With either option, I'm a big fan of cutting these things as small as possible, because I really can't get behind the texture. Then, you just work it out the same way you would any thing else (I'm going to just assume at this point you've made soup (water in pot with stuff, make hot) and stirfry (oil in pan with stuff, make hot). Sorry, I know I'm dropping the ball with a recipe here, and that's because I do it this way:
This is where I think these bad boys shine. I use a food dehydrator, but this can be done in the oven. Either way, you're going to slice the mushrooms thin, and try to keep them all about the same size, so you'll have them all dried at the same time. The rule with oven drying is low heat for a long time. My old roommate was a big fan of a low temp, WITH the oven door open, for eight or so hours. You can do it at a slightly higher than that temp (around 170) for a couple hours, flipping the mushrooms every hour or so. The food dehydrator will tell you how long in the manual or whatever, but with the oven ones, you want them as dry as possible without being blackened/burnt/crumbling when you look at them.
I'd recommend adding some other, tastier mushrooms to the dehydrating process. Shiitakes and criminis are cheaper, and also tasty.
Once your mushrooms are dry, put them in a food processor (you can get a salsa sized processor at Target or whatever for $15, they come in handy, make it happen) and get the mushroom mix to as small as you'd like. I make mine chunkier than powder, for sure, but pretty damn small. Place whatever you aren't going to eat immediately in a mason jar, where they will last damn near forever, and place the rest in a shaker that has a hole big enough for the pieces to get through. (you can also buy predried mushrooms, and grind them down)

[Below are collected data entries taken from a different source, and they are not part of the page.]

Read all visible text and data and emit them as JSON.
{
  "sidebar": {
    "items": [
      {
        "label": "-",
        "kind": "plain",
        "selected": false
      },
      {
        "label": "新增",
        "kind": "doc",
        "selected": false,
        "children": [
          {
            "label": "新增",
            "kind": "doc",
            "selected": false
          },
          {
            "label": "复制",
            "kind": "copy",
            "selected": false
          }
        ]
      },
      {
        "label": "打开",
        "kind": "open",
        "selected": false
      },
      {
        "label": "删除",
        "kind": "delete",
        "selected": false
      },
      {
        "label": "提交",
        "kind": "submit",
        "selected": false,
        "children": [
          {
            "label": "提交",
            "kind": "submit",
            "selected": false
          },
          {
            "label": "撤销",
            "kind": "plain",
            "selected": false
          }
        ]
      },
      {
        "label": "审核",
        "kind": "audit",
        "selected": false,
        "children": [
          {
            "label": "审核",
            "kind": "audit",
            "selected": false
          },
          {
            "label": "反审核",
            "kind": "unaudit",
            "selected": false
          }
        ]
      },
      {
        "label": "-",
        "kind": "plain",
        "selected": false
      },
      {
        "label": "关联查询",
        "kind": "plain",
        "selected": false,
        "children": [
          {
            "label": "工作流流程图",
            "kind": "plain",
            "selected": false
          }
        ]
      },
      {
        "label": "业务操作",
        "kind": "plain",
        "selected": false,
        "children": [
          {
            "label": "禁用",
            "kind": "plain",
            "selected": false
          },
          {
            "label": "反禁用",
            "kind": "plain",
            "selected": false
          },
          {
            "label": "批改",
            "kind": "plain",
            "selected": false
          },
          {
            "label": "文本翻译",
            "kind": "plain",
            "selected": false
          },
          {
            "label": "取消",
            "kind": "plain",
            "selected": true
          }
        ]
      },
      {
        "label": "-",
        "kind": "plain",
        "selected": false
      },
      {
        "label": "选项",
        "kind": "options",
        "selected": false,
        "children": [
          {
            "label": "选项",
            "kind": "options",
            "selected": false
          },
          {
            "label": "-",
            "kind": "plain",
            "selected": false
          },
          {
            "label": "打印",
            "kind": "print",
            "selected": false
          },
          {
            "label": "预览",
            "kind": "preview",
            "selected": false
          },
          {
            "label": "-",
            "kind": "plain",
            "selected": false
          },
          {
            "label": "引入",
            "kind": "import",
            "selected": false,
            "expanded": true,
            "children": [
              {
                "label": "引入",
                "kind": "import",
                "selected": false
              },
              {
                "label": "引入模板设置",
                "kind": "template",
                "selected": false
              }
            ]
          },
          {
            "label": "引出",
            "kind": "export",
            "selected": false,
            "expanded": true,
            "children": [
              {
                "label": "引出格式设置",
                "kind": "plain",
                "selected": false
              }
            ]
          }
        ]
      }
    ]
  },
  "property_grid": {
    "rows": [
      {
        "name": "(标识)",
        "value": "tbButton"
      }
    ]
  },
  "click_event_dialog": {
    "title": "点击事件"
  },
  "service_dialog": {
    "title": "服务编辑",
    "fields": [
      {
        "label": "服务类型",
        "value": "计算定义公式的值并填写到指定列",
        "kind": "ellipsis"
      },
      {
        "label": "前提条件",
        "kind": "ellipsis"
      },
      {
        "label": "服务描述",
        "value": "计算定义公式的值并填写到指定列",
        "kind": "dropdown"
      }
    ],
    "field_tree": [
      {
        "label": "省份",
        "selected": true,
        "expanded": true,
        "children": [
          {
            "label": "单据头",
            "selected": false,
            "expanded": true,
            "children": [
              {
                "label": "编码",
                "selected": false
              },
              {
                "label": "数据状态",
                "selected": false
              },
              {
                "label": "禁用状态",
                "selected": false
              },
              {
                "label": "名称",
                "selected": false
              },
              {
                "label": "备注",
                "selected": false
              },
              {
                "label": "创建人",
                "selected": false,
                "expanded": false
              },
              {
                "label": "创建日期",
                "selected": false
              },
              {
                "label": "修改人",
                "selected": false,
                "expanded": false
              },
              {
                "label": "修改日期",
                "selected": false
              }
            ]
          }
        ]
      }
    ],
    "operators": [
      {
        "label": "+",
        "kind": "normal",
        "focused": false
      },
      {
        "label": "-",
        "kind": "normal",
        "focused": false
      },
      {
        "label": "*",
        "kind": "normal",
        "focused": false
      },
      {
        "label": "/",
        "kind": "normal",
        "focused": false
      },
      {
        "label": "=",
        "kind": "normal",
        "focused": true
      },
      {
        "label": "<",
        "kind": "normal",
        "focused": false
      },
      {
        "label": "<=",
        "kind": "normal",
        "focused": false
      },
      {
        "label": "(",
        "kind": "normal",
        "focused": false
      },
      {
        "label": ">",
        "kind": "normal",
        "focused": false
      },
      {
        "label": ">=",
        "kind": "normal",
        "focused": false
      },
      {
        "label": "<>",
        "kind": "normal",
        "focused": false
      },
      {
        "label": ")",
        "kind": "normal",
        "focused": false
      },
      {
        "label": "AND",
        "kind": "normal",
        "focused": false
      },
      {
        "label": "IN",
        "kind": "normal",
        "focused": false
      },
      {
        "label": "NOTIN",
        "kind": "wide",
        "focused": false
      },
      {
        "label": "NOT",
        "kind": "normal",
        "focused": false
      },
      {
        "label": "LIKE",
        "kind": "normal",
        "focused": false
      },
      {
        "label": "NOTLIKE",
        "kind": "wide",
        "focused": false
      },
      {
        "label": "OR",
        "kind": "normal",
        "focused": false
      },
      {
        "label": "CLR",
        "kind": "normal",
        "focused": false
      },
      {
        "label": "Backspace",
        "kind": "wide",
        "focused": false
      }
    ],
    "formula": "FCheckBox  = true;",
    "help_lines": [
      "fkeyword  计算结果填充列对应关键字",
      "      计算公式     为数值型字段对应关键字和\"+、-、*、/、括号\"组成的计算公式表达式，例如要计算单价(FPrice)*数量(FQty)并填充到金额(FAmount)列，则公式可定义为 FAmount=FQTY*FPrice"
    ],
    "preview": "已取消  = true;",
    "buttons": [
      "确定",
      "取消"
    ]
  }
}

Now you can really harness the power of the mushroom, mixed with the power of not wanting to deal with weird textures, or having to eat things with the worry that they're going to go bad before you get a chance. Any time I'm making a soup, or pasta sauce, or anything that includes bringing water to a boil (from rice to mashed potatoes to really anything you can think of) I grab my mushroom shaker, and pour a bunch in. I'd say at least five meals a week get the mushroom treatment, and it's a savory and healthy way to go. But if you REALLY can't handle mushrooms:
So, some people can't deal with mushrooms. It's cool, yer not all evolved and shit. It happens. For you weirdos, there's an answer. People got mushrooms and put them in pills. I don't take these, so I can't recommend any specifically, but they're out there, and they're probably good for you.
So there you have it. Everything I have to say about Maitakes. Well, I'm sure that's not true at all. I'm sure I'll actually revisit Maitakes all the time. I'm going to make a post in the next day or so with my recipe for my ultimate "FUCK THIS SICKNESS" soup, and Maitakes will sure as shit be an important part. But this is what I know for now. Hope it was educational for the three of you who don't just look at it and see TL/DR.